“You’re not dropping that class.” She places her notebook down and sits forward in her chair, interlocking her hands. “You need to face this head on, it’s the only way that you will get past it.”
My breaths start to get faster at just the thought of going back into that lecture hall and having to face him along with all of the students who saw me freak out.
“But-”
“No,” she interrupts and shakes her head. “Use your counting techniques if you need to.”
I hate how paralyzing my counting in three’s is but here she is telling me to use them when all I want is to not have to rely on them.
I frown, confused by what she’s saying. “You want me to use the counting?”
“If it will help you overcome this particular situation, then yes.”
I avert my eyes and look down at the hole in my jeans, pushing my finger in it and running it around the frayed edge. I can imagine all of their faces as I walk back into the class, what they will all think of me, what they will call me. I don’t want to be labeled or judged, not when I’ve made it this far without being noticed.
Shaking my head, I open my mouth to tell her that I can’t do it.
“You need to take these situations and turn them into a positive,” Anita says. “If you want to feel like you again, you need to take this first step and every step after this will be easier. I know it’s hard to take the first leap but once you’ve done it you will feel the difference.”
It’s hard, so much harder than I ever thought possible. I’ve changed so much over the last year but in other ways, I still feel exactly the same.
I’m still that frightened girl, the one who stared at the same spot on the wall for days, not talking to anyone.
“I want you to keep writing all of your thoughts and feelings in your diary.” I grimace at the thought of writing in that thing and lift up off the couch. “And you know where my office is, I’m always here to talk,” she says, standing up at the same time.
“Okay,” I whisper and keep my head down as I walk to the door and pull it open, putting my headphones on to block out all of the noise.
Throwing my blond hair up into a messy bun, I grab my headphones and shove my feet into my boots not bothering to put any makeup on. Not that I used to wear makeup all the time anyway because we never had any money but the couple of bits I did have were well used, it was my outlet, something that I could do just for me but I haven’t done it in so long. At least not outside of the apartment.
I prefer to go out with nothing on my face now, it makes me invisible.
Waving bye to Jess as I walk out of the apartment, I place my head phones on my head and walk out of the building and across to the campus.
Our apartment is in the perf
ect location, only a five-minute walk to the campus and right next to a grocery store. It’s in a central location and Jess’ dad’s contacts are the only reason why we managed to get such a good place.
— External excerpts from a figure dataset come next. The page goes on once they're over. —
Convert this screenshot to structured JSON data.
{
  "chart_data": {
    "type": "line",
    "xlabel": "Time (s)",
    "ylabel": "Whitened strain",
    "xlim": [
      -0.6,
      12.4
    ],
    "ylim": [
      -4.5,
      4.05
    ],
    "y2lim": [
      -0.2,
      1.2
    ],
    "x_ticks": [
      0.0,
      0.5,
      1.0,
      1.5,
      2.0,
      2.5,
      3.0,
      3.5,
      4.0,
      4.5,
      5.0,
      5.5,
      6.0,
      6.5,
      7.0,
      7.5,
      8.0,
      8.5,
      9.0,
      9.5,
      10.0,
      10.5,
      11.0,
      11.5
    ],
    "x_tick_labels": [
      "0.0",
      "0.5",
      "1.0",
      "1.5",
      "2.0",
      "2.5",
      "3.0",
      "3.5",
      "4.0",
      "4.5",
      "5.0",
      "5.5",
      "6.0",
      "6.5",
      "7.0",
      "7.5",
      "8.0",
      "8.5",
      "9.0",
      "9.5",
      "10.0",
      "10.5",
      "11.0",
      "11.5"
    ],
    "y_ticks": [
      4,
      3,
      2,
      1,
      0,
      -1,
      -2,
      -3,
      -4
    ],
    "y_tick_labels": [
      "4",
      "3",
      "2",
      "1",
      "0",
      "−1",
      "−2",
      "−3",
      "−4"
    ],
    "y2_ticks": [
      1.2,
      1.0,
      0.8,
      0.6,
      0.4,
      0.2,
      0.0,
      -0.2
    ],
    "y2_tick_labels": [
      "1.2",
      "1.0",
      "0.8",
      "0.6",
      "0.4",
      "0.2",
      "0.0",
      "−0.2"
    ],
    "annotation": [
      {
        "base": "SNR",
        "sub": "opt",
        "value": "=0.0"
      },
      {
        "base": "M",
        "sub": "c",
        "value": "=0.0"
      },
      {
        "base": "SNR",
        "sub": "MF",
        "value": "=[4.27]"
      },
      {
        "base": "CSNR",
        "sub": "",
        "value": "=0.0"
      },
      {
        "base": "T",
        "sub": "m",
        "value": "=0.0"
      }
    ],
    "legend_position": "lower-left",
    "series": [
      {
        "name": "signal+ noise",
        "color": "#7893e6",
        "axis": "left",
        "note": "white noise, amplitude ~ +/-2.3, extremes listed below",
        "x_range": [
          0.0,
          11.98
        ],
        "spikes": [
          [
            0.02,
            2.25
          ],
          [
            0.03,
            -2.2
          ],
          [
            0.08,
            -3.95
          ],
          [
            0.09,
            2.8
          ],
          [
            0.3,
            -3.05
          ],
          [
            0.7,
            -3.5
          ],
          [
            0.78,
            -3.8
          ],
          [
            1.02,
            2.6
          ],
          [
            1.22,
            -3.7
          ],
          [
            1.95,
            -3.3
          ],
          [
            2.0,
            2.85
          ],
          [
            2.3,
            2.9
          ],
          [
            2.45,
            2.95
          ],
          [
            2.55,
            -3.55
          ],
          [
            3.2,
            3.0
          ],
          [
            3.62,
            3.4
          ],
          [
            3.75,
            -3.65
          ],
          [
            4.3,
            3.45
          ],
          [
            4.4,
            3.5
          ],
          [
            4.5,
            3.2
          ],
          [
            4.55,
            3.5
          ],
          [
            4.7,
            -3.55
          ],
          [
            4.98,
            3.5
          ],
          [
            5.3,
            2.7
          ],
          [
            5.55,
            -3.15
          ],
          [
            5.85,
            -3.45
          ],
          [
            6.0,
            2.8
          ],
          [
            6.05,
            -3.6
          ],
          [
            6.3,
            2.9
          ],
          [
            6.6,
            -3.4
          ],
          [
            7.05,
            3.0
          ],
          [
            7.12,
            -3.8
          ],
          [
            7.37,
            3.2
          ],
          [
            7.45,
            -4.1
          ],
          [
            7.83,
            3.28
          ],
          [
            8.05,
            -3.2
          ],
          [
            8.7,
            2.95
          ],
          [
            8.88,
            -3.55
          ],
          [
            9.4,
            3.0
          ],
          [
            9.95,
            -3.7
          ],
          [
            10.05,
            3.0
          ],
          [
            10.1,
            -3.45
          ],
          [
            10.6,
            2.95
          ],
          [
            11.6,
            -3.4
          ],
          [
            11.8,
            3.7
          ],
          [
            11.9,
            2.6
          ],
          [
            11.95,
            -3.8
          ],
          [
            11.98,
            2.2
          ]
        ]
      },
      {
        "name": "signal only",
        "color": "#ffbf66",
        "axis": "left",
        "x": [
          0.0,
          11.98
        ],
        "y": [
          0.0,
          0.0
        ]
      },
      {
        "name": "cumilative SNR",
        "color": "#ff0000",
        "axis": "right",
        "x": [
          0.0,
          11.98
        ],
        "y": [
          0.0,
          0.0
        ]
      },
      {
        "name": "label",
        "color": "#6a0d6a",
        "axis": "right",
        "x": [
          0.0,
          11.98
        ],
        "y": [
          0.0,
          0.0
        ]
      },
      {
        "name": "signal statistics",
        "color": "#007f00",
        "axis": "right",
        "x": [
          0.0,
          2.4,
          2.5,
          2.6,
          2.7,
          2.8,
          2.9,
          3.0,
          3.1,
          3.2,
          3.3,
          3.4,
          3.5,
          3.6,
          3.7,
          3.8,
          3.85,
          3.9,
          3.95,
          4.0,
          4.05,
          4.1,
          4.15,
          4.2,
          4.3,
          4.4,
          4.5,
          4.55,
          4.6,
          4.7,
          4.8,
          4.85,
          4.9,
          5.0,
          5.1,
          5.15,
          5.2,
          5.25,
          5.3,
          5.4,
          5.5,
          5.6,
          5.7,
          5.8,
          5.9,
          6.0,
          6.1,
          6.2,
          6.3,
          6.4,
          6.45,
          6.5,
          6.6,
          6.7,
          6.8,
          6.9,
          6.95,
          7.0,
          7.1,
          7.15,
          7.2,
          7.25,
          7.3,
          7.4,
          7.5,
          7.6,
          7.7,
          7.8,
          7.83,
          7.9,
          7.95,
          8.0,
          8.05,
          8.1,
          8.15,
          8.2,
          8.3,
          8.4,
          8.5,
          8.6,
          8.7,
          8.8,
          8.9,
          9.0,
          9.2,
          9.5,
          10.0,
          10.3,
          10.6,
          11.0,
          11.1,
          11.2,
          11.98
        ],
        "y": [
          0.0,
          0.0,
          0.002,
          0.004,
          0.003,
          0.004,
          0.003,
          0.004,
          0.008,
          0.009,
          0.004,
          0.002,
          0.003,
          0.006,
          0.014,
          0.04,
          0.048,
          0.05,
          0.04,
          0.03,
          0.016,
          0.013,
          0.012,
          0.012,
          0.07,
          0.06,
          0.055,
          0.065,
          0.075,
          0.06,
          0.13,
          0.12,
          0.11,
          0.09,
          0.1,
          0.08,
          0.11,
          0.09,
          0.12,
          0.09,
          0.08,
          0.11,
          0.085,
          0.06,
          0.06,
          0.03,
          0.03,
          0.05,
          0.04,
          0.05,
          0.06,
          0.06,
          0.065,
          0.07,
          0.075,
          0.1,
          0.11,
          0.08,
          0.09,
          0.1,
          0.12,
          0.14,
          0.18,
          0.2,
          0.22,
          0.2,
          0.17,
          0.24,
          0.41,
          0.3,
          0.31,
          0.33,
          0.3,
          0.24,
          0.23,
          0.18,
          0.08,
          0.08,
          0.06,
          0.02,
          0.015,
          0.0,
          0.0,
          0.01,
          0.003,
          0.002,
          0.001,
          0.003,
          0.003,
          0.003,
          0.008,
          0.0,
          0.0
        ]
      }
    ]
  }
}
I start to walk faster as the sky dims, not wanting to have to walk through the campus in the dark. Having to walk home in the dark after work is bad enough but doing it twice in one day is too much, I can already feel my hands starting to shake.
I hate working the late shift, I only do it once a week but I dread it. Several times I’ve tried to change it but no one wants it and I can’t say anything because I need this job to pay for the apartment.
The only good thing about this time of the day is that there’s hardly anyone around and I can keep my head up instead of having to look down at the ground.
Attending a college like this is something I always wished for but never thought I’d be able to, I can remember dreaming of going to this very one when I was in high school. It was well known for the sports and drama programs but I wasn’t here for any of those, my major was in Social Care. I wanted to be able to help kids that have the same home life that I did; to try and make a difference. So when Elena and Trevor pulled strings to get me in, I was over the moon. They insisted that I got in purely on my own merit but I knew that wasn’t the case.
The whole campus is amazing, with a mix of old, traditional and modern buildings. The cobbled paths and open green spaces with trees dotted around gives the whole place a homely feel.
Pulling open the carved wooden doors to the library, I start to walk up the seven flights of stairs. I like to tell myself that I use the stairs instead of the elevator to get some exercise but deep down I know it’s because I can’t handle being in a confined space.
Once I make it to the seventh floor, I pull my headphones off my head knowing that there’s only two other people who will be in the room and neither of them will bother me. That’s what I love most about this job, I don’t have to worry about talking to people or having meaningless conversations; I’ve always hated small talk. The people that work here are all the same, they just come in, do the work and then leave.
Waving at Angela as I walk to my station, I let my bag drop off my shoulder and start up the computer. Most people would hate this job, inputting data into a computer, but I love the repetitiveness of it. It relaxes me in a way that nothing else ever has.
I know what to expect when I come here, I know the list of items to input will be in the break room waiting for me to collect. I know how long it will take to input a certain amount of entries and most of all, I know no one will approach me.
After grabbing the pile of papers with my name attached to it, I sit down at my desk and start up the program, ready to type away. After doing this job for the last eighteen months, I can now type without even looking at the keyboard.
One hundred entries. I hate that number.